Les Anciens, ayant été convoqués, se réunirent, au nombre de trente, dans la cour du moustier de bois, sous le grand sycomore. Ce furent les premiers États de Pingouinie. Ils étaient formés aux trois quarts des gros paysans de la Surelle et du Clange. Greatauk, comme le plus noble des Pingouins, s'assit sur la plus haute pierre.
Le vénérable Maël prit place au milieu de ses religieux et prononça ces paroles:
—Enfants, le Seigneur donne, quand il lui plaît, les richesses aux hommes et les leur retire. Or, je vous ai rassemblés pour lever sur le peuple des contributions afin de subvenir aux dépenses publiques et à l'entretien des religieux. J'estime que ces contributions doivent être en proportion de la richesse de chacun. Donc celui qui a cent boeufs en donnera dix; celui qui en a dix en donnera un.

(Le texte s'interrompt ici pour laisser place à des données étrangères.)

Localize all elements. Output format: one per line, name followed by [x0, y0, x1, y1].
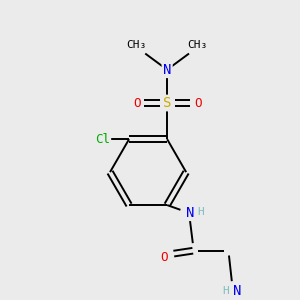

Quand le saint homme eut parlé, Morio, laboureur à Anis-sur-Clange, un des plus riches hommes parmi les Pingouins, se leva et dit:
—O Maël, ô mon père, j'estime qu'il est juste que chacun contribue aux dépenses publiques et aux frais de l'Église. Pour ce qui est de moi, je suis prêt à me dépouiller de tout ce que je possède dans l'intérêt de mes frères pingouins et, s'il le fallait, je donnerais de grand coeur jusqu'à ma chemise. Tous les anciens du peuple sont disposés, comme moi, à faire le sacrifice de leurs biens; et l'on ne saurait douter de leur dévouement absolu au pays et à la religion. Il faut donc considérer uniquement l'intérêt public et faire ce qu'il commande. Or ce qu'il commande, ô mon père, ce qu'il exige, c'est de ne pas beaucoup demander à ceux qui possèdent beaucoup; car alors les riches seraient moins riches et les pauvres plus pauvres. Les pauvres vivent du bien des riches; c'est pourquoi ce bien est sacré. N'y touchez pas: ce serait méchanceté gratuite. À prendre aux riches, vous ne retireriez pas grand profit, car ils ne sont guère nombreux; et vous vous priveriez, au contraire, de toutes ressources, en plongeant le pays dans la misère. Tandis que, si vous demandez un peu d'aide à chaque habitant, sans égard à son bien, vous recueillerez assez pour les besoins publics, et vous n'aurez pas à vous enquérir de ce que possèdent les citoyens, qui regarderaient toute recherche de cette nature comme une odieuse vexation. En chargeant tout le monde également et légèrement, vous épargnerez les pauvres, puisque vous leur laisserez le bien des riches. Et comment serait-il possible de proportionner l'impôt à la richesse? Hier j'avais deux cents boeufs; aujourd'hui j'en ai soixante, demain j'en aurais cent. Clunic a trois vaches, mais elles sont maigres; Nicclu n'en a que deux, mais elles sont grasses. De Clunic ou de Nicclu quel est le plus riche? Les signes de l'opulence sont trompeurs. Ce qui est certain, c'est que tout le monde boit et mange. Imposez les gens d'après ce qu'ils consomment. Ce sera la sagesse et ce sera la justice.